Just a guess of course, but it seems in this case responsibility for signalling infrastructure was probably split across two perway divisions: high speed and conventional.  Both probably have adequate infrastructure in place to ensure safe operation on their sections of perway, but neither assumed responsibility for nor implemented appropriate measures to protect the transition.  But that's OK, the driver can take the fall when things go pear shaped.
  cootanee Chief Commissioner

Location: Waiting for the sky to fall, the seas to rise... and seeing a train on the SSFL!
What I think this really highlights is the problem with starting a crash investigation from the point of view of determining who is culpable and how much.

That in itself is part of the problem, and I dare say probably a contributing factor in this case.  

If you work in an environment where safety is policed under threat of criminal prosecution, no-one is going to do *anything* contributing to safety beyond their immediate field of responsibility - lest what they do proves inadequate and they wind up before the inquisition.

Just a guess of course, but it seems in this case responsibility for signalling infrastructure was probably split across two perway divisions: high speed and conventional.  Both probably have adequate infrastructure in place to ensure safe operation on their sections of perway, but neither assumed responsibility for nor implemented appropriate measures to protect the transition.  But that's OK, the driver can take the fall when things go pear shaped.
djf01

There are two elements to this...

1. Judicial where there are potential criminal charges under the Spanish legal system. Obviously they have moved quickly on the evidence at hand and the driver is already before the court.

2. Safety investigation to determine the cause and contributing factors and make recommendations.

It's not unusual in many countries to arrest people immediately after an incident.
  djf01 Chief Commissioner

There are two elements to this...

1. Judicial where there are potential criminal charges under the Spanish legal system.

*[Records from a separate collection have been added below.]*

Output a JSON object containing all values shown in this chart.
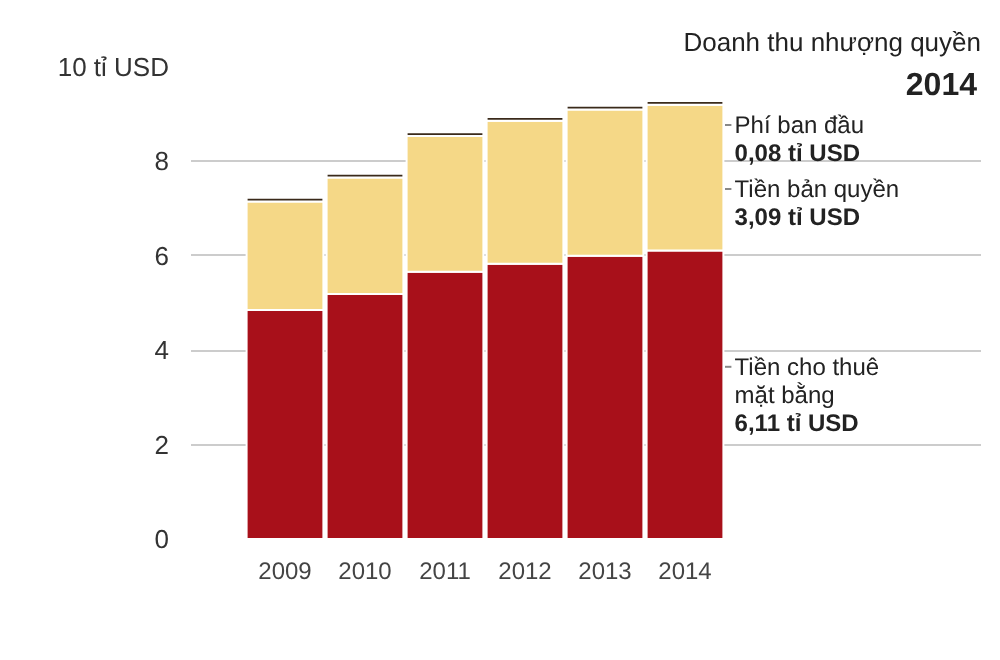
{
  "chart_data": {
    "type": "bar",
    "stacked": true,
    "title": "Doanh thu nhượng quyền",
    "subtitle": "2014",
    "categories": [
      "2009",
      "2010",
      "2011",
      "2012",
      "2013",
      "2014"
    ],
    "series": [
      {
        "name": "Tiền cho thuê mặt bằng",
        "color": "#a8101a",
        "values": [
          4.85,
          5.19,
          5.66,
          5.83,
          6.0,
          6.11
        ]
      },
      {
        "name": "Tiền bản quyền",
        "color": "#f5d887",
        "values": [
          2.3,
          2.47,
          2.88,
          3.03,
          3.1,
          3.09
        ]
      },
      {
        "name": "Phí ban đầu",
        "color": "#3a2a1a",
        "values": [
          0.08,
          0.08,
          0.08,
          0.08,
          0.08,
          0.08
        ]
      }
    ],
    "ylim": [
      0,
      10
    ],
    "yticks": [
      0,
      2,
      4,
      6,
      8,
      {
        "value": 10,
        "label": "10 tỉ USD"
      }
    ],
    "annotations": [
      "6,11 tỉ USD",
      "3,09 tỉ USD",
      "0,08 tỉ USD"
    ],
    "grid": "y"
  }
}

Obviously they have moved quickly on the evidence at hand and the driver is already before the court.

2. Safety investigation to determine the cause and contributing factors and make recommendations.

It's not unusual in many countries to arrest people immediately after an incident.
cootanee
I had a quick look in Google to see what sort of accident investigation process the Spanish have for rail crashes, if any, without success.  Their air crash investigatory body has aviation in the title, so probably won't take part in this.  

AFAIK Spain has an inquisitorial legal system, where all matters are dealt with by a judge in charge of an investigation with the aim of getting to the truth (in theory), a bit like a Royal Commission in our system.
  awsgc24 Minister for Railways

Location: Sydney
CMIIAW, but I have the impression that the derailed train was on the Broad Gauge, with a pair of Faster Standard Gauge tracks alongside. The SG "AVE" trains would have been protected by continuous coded track circuits, which would have regulated speeds around sharp curves. The not so fast BG trains may have had a lesser non-continuous train protection system, more vulnerable to distractions by say mobile phone calls.

At least this phone call was an "official" one, unlike a SPAD collision at Chatsworth, California.

The say ticket inspector making this call was perhaps unwise making it on approaching a sharp curve, if he can be reasonably expected to know the location of sharp curves. A guard, on the other hand, who is involved with train working, would be expected to have some knowledge of at least the most important sharp curves, such as those south of Waterfall.

My father used to say "no talking at intersections", on the basis that intersections are more hazardous than other parts of the road system. The Spanish driver could have told the ticket inspector "no talking near sharp curves/approaching stations." Did the official protocols for the use of phones on trains have such an invocation?